August 13, 2012

I survived the crash of ’97

1997 seems so long ago now but the lesson from one of our client experiences is still relevant today. One day I received a call from one of our ERP software clients who found themselves in a desperate situation. Their redundant backup system had failed them and they were looking for help. The company had invested in a server with RAID 5 architecture that also had each drive mirrored. As many of you probably know, if one of the RAID 5 drives failed, they should have just been able to replace the drive and it would be automatically re-built. With the drive mirroring, it should also have been possible for the backup mirrored drive to take over from the original drive. In this situation, one of the drives still functioned but was writing garbage, which was then duplicated on the mirrored drive. Both hardware backups were rendered useless. Next the company went back to their tape backup, which was faithfully run every night with a complete backup and verified by someone in the accounting department who inspected the backup logs each morning. Unfortunately, the tape backup was useless. About the same time the person responsible for IT had left the firm about eighteen months previously and not been replaced because of downsizing in that department, the tape backup itself had come back from repair. The repair obviously hadn’t worked as the tape heads were wandering up and down randomly across the tape. Although the backup logs said the backup had worked, the tapes were useless. We tried sending them to a data recovery specialist but they were unable to recover any information. This was a rather complex business involving service, inventory, and manufacturing and we really had no idea what we were doing to do next at that point. We were able to find a close to two year old CD backup that we had created as a test for a reporting solution and happened to still be in my desk drawer. This gave us a head start on populating master files such as customers and inventory items and gave us historical financial information up to that point in time. Everything else had to be re-created manually from paperwork and took months to do. Fortunately, the company was in a relatively strong financial position and was able to survive, unlike many companies. A recent article that I read suggested that the majority of companies who go through something such as this shut their doors an average of six years after the accident.

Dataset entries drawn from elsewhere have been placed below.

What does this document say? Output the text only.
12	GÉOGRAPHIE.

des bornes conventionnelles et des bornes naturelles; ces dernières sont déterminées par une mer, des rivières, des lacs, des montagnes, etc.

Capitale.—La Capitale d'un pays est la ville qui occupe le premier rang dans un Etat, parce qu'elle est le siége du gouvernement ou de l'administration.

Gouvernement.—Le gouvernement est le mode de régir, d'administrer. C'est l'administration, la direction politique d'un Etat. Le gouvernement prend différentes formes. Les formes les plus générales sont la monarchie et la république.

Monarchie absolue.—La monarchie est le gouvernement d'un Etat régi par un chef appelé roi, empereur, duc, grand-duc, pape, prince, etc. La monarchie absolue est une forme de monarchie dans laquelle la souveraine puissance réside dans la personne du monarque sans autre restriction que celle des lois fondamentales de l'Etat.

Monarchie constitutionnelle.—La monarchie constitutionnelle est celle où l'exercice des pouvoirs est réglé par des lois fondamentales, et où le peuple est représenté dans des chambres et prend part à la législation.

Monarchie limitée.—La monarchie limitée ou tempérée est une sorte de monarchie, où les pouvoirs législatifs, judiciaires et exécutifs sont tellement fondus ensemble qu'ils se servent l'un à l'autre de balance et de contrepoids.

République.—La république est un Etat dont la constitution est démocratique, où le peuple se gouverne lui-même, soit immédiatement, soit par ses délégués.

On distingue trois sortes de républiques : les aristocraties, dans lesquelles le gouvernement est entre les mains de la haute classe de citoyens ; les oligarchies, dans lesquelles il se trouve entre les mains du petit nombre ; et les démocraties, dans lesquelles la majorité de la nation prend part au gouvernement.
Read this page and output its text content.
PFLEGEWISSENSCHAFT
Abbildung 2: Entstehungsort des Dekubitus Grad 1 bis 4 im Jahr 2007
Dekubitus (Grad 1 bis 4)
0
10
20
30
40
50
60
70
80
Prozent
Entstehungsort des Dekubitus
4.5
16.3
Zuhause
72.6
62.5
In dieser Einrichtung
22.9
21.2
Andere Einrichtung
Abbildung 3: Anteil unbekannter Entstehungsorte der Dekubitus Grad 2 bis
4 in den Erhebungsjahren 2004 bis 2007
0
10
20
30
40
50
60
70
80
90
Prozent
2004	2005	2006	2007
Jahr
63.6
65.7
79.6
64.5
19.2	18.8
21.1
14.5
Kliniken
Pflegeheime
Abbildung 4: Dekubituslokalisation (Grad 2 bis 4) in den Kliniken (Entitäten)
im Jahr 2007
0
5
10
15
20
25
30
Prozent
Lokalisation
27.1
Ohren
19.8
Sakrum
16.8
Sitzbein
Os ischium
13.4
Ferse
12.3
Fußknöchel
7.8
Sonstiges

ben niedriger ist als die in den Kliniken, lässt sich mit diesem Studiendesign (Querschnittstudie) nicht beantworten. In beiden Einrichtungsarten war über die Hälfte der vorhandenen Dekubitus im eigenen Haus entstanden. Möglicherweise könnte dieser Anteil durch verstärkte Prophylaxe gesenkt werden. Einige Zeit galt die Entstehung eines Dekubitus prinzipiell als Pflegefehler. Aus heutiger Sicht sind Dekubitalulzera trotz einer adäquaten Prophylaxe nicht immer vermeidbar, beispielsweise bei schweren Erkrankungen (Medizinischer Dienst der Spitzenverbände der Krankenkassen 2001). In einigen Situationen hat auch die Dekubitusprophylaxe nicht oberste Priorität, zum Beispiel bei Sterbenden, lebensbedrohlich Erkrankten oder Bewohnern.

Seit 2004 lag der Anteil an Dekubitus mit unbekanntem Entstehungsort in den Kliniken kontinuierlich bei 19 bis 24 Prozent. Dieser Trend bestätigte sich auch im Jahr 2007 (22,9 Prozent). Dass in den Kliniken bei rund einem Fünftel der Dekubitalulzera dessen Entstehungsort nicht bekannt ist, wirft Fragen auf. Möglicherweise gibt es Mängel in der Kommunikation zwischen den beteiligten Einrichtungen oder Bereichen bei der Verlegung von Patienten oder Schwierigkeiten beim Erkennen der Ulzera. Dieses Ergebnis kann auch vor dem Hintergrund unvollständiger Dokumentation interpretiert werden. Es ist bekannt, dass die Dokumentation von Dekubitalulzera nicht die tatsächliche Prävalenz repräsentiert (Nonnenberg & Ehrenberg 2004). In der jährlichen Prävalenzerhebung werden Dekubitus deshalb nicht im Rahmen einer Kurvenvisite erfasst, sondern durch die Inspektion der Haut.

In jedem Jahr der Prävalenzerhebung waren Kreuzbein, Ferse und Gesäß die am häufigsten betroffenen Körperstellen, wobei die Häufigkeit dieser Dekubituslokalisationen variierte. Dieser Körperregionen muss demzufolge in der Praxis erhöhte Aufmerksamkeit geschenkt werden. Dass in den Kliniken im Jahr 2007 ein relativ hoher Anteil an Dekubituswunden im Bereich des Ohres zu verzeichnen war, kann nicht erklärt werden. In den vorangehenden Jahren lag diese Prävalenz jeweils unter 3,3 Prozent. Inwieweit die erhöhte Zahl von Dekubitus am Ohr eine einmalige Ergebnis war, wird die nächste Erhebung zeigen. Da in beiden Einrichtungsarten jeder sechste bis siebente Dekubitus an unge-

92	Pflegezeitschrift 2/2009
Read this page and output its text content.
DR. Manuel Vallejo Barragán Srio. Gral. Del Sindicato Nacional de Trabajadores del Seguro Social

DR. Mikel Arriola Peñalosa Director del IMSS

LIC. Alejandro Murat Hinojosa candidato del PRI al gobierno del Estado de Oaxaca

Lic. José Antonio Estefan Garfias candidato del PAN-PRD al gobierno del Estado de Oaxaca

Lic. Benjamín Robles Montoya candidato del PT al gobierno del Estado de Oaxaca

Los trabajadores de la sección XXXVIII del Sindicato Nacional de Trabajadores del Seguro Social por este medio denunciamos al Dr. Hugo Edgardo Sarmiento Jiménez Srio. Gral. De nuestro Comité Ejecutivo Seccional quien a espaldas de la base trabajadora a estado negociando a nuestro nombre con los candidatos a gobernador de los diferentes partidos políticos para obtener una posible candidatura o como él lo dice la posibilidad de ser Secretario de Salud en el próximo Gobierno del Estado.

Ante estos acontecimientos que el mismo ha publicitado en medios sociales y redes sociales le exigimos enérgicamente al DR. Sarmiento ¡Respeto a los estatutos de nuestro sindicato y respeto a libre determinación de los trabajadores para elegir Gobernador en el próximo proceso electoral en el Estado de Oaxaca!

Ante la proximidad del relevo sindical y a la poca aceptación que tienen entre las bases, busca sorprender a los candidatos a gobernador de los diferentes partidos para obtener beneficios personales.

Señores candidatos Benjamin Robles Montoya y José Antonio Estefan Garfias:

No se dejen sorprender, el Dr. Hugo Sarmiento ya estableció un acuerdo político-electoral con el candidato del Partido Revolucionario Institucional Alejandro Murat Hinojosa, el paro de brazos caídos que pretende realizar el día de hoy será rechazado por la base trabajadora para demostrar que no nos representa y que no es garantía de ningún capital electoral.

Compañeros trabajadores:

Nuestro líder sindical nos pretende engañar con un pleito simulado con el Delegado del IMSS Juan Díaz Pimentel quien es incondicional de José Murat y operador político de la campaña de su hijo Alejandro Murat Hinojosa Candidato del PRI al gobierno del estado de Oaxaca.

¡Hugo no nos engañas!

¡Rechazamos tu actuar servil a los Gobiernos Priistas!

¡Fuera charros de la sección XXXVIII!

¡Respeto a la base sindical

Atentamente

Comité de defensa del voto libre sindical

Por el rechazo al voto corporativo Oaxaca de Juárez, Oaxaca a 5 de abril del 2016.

After everything was done, we had a celebration and t-shirts were handed out with the phrase “I survived the crash of ’97” printed on the front. I could go into numerous details here about what could have been done differently but I will keep it short. Make sure you test your backups on a regular basis, ideally on a backup duplicate server and backup system that you keep offsite. You should be able to take your offsite backup information and restore your system within twenty-four hours. And make sure you talk to someone who knows what they are doing so you can devise a proper disaster recovery strategy. That same article, by the way, said that companies that had gone through this type of experience were willing to pay almost anything to make sure they did not find themselves in this situation again.